Was Gordon’s 12 yards per attempt an aberration or is he going to be going downfield more than Minshew and Falk? Is he more like Halliday?
– Cougar D.
Every fan, coach and player would love for Anthony Gordon to finish the season averaging 12 yards per attempt, but no, it doesn’t seem like a realistic number. Consider that Gardner Minshew led the country in passing during the 2018 regular season and averaged only 7.2 yards per attempt.
Gordon got some help from the opponent in Saturday’s opener and a bunch more from his receivers, who turned a few of the short pops into big gains to help inflate the final statistics.

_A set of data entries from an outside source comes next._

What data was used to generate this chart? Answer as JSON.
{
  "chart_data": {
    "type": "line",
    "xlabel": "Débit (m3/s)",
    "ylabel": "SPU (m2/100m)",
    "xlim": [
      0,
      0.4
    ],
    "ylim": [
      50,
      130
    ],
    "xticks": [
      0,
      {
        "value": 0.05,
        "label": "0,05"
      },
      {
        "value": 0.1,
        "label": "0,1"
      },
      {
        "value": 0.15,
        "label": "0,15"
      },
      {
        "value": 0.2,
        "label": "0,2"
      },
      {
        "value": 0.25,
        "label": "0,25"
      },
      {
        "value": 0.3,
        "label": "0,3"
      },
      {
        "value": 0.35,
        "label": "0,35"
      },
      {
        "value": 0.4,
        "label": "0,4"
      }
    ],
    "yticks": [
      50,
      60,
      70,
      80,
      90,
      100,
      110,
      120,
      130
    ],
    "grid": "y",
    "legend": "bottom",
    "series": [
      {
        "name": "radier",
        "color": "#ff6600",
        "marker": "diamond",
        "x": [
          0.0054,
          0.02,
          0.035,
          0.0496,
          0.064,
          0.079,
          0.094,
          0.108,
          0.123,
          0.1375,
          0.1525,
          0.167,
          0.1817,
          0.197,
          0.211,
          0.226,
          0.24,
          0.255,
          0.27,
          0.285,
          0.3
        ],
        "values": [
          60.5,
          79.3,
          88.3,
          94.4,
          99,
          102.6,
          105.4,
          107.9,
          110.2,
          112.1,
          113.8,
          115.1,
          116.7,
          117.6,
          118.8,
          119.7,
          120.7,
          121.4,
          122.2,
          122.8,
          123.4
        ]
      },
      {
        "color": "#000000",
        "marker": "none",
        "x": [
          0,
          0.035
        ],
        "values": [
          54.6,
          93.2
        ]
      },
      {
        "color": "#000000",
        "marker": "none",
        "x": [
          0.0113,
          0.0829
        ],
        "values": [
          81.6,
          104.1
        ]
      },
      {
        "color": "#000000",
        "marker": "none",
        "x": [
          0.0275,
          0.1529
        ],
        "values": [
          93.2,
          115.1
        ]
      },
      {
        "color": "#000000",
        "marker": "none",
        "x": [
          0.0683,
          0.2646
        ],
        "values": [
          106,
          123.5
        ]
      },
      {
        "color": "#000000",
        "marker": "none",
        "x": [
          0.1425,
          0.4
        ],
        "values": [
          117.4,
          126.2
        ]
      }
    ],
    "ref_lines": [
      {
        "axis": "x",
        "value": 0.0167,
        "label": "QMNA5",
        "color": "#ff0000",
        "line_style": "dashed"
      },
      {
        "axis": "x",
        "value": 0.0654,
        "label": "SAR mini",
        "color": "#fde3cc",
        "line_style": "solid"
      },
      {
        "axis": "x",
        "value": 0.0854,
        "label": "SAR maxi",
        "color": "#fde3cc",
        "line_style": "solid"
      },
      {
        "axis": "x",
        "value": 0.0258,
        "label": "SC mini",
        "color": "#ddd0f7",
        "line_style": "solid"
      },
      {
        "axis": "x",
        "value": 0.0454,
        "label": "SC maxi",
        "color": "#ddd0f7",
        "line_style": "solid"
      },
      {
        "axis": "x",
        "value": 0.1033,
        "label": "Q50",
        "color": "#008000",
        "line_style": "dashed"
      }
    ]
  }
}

Do I think 12 yards per attempt is possible? No, I don’t. Do I think Gordon is willing to stretch the field quite a bit more than the Leach’s last two starters? He does seem to carry the gunslinger gene, certainly more than Falk did and probably a tad more than Minshew.
Here’s what Leach said about it after Wednesday’s practice: “He’s not afraid to go downfield, that’s always been one of his strong points. The other thing is, he puts it on people real suddenly, so I think that’s one of his strengths.”
So, this wasn’t a total aberration and I expect we’ll see a few more deep heaves from Gordon when he’s comfortable doing it. But, I’m sure when the Cougars face stronger defensive secondaries (Utah, Cal, Washington), the redshirt senior will defer to taking what the opponent gives him – similar to what Falk and Minshew did in some of their marquee wins at WSU.